Valuable Information for Commercial Real Estate Investors
The San Joaquin Valley in the heart of California is the state’s top agricultural producing region, sometimes called “the nation’s salad bowl” for the great array of fruits and vegetables grown in its fertile soil. The region is bordered on the west by the coastal mountain ranges. Its eastern boundary joins the southern two-thirds of the great Sierra Nevada mountain range, which features Yosemite, Kings Canyon, and Sequoia National Parks.
Counties, Cities, Population
Eight counties comprise the San Joaquin Valley, including all of Kings County; most of Fresno, Kern, Merced and Stanislaus counties; and, portions of Madera, San Luis Obispo, and Tulare counties.

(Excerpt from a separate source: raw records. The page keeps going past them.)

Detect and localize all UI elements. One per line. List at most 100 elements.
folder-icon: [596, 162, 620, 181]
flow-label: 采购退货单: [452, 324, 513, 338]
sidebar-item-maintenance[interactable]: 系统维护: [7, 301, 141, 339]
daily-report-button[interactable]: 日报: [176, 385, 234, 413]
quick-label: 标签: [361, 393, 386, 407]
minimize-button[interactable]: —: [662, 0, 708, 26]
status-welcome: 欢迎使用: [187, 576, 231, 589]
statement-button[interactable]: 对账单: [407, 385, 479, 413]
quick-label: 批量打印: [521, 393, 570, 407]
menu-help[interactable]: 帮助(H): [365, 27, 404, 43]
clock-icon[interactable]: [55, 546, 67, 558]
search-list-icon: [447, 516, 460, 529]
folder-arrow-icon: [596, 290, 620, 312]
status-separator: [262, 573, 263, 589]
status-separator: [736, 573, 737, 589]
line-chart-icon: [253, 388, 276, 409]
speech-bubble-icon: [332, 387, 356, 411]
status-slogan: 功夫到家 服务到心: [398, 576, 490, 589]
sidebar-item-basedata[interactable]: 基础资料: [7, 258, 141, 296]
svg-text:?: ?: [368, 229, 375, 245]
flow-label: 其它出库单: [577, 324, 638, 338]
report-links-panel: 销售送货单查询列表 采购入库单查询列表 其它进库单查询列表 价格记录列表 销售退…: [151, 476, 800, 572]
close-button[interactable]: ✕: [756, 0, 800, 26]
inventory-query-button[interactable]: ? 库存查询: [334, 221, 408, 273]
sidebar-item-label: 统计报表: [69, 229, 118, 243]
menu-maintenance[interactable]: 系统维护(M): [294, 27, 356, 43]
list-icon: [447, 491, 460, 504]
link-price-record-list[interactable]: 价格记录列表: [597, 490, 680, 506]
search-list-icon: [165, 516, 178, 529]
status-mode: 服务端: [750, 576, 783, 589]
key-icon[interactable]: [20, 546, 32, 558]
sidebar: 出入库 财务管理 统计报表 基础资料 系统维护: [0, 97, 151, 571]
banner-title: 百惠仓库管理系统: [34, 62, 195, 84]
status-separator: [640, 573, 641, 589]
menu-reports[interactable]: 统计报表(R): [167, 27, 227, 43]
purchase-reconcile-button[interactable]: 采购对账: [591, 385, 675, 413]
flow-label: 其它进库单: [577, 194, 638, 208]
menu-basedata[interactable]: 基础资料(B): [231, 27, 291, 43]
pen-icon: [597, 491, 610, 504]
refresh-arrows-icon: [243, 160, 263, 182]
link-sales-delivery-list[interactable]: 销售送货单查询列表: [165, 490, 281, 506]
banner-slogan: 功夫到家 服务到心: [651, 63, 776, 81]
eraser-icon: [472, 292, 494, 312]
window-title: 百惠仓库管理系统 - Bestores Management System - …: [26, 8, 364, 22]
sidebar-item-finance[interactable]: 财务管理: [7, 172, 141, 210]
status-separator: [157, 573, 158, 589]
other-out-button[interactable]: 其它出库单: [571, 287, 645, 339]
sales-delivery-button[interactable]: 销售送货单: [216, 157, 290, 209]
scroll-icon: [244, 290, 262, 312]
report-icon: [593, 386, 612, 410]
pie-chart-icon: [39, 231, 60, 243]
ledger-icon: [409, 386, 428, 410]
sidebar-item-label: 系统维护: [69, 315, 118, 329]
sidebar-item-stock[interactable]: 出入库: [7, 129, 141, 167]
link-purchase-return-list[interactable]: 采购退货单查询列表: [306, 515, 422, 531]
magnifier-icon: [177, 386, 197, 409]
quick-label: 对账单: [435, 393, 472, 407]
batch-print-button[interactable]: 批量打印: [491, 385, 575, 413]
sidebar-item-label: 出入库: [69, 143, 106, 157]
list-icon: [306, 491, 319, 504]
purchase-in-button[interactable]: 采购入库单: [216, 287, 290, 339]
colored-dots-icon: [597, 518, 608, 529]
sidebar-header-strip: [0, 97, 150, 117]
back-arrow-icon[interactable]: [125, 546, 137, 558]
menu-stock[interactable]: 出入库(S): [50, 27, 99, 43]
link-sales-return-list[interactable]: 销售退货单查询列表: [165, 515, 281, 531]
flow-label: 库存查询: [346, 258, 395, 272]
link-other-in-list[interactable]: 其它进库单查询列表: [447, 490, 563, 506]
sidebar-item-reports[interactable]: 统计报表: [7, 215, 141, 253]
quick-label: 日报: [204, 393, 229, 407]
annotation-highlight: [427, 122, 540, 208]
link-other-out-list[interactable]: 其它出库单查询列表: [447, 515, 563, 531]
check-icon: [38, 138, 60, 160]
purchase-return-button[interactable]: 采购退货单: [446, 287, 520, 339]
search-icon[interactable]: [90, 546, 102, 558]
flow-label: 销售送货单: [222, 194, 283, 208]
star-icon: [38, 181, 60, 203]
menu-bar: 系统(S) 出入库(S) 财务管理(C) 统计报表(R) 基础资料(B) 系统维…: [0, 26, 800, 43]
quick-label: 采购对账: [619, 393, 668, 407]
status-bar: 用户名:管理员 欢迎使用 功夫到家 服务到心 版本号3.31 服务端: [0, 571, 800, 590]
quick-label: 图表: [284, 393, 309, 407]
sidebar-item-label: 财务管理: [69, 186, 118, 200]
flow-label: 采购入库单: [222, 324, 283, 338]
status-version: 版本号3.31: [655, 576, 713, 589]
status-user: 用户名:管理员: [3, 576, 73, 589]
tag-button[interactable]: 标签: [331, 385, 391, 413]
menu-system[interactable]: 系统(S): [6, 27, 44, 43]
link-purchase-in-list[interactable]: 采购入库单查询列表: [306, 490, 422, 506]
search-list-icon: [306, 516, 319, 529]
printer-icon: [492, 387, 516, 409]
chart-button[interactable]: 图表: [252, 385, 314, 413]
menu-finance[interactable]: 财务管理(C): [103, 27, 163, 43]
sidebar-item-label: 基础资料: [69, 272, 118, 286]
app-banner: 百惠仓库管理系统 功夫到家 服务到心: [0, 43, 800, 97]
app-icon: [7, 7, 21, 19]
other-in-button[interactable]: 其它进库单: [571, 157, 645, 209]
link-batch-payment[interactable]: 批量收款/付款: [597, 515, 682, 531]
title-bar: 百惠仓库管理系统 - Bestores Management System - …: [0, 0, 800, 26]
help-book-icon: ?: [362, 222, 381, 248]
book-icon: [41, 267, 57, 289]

This growing region is the third most populous out of ten regions. The largest cities are Fresno, Bakersfield, Modesto, and Stockton. Some of California’s poorest cities are in Fresno, Kern, and Tulare counties. At its northern end, the San Joaquin Valley borders the southern end of the Sacramento Valley. To the west, south, and east, the region extends to the edges of the valley floor.
Native peoples include the Mono and Yokut tribes. Native lands include the Tule River Indian Reservation in Tulare County; Cold Springs Rancheria, Table Mountain, and Big Sandy reservations in Fresno County; and, Santa Rosa Rancheria in Kings County.
Interstate and Highways
Interstate 5 and State Highway 99 are the major north-south routes that run the entire length of the valley. Other main routes include State Highways 33, 41, 43, 65, 132, 140, 178, 180, and 198.
The San Joaquin Valley is California’s leading agricultural producing region, and five of its counties – Fresno, Kern, Tulare, Merced, and Stanislaus – rank among the state’s top 10 counties in farm production value. Oil and gas also are important industries in the San Joaquin region. The deepest wells and about half of the largest oil fields are found in Kern County, as is the Elkhorn Hills Naval Petroleum Reserve. Geological studies indicate that Kings County may have a larger reserve of Monterey shale beneath its surface than North Dakota. Lemoore Naval Air Station is in Kings County and is home for the Pacific Strike Fighter Wing. Many other companies make their headquarters in the valley including manufacturing industries, who like the central location for shipping purposes.
Those who live in the Central Valley find plenty to do from fine restaurants, to world-class entertainment, to unique events. The World Ag Expo in Tulare County is the largest agricultural exposition in the world, annually bringing in over 100,000 people over a three-day period. However, the largest influx of visitors come from drive-through tourists — folks who are traveling through the valley to major cities like San Francisco, Los Angeles, and Sacramento. Or maybe they are heading west to the beach or east to Yosemite. While driving through this great valley, they stop, eat, drink, and sleep overnight bringing valuable income into the economy.
Climate and Geography
Well-suited for farming, the San Joaquin Valley is hot and dry in summer with long, sunny days. Winters are moist and often blanketed with heavy fog. The broad, flat valley is ringed by the Diablo and Coast Ranges on the west and the Sierra Nevada foothills on the east. Habitat includes vernal pools, valley sink scrub and saltbush, freshwater marsh, grasslands, arid plains, orchards, and oak savannah. The growth of agriculture in the Central Valley has converted much of the historic native grassland, woodland, and wetland to farmland.
The major river is the San Joaquin, with tributaries of the lower Stanislaus, Tuolumne, Merced, and Fresno rivers. The southern portion of the valley includes the Kings, Kaweah, and Kern rivers, which drain into closed interior basins. No significant rivers or creeks drain into the valley from the Coast Range. The California Aqueduct extends the entire length of the Central Valley.
Flora and Fauna
Historically, millions of acres of wetlands flourished in the region, but stream diversions for irrigation dried up all but about five percent. Precious remnants of this vanishing habitat are protected in the San Joaquin Valley in public parks, reserves, and wildlife areas. Seasonal wetlands are found at the Kern National Wildlife Refuge west of Delano, owned by the U.S. Fish and Wildlife Service. They attract a variety of ducks, shorebirds, and songbirds, as well as peregrine falcons.
The Tule Elk State Reserve west of Bakersfield, owned by the state Department of Parks and Recreation, features the habitat of the tule elk — natural grassland with ponds and marshes. The reserve sustains four endangered species: the San Joaquin kit fox; blunt-nosed leopard lizard; San Joaquin antelope squirrel; and, the Tipton kangaroo rat. It also includes the threatened plant Hoover’s woolystar and other rare species, such as the western pond turtle, tricolored blackbird, and the northern harrier hawk.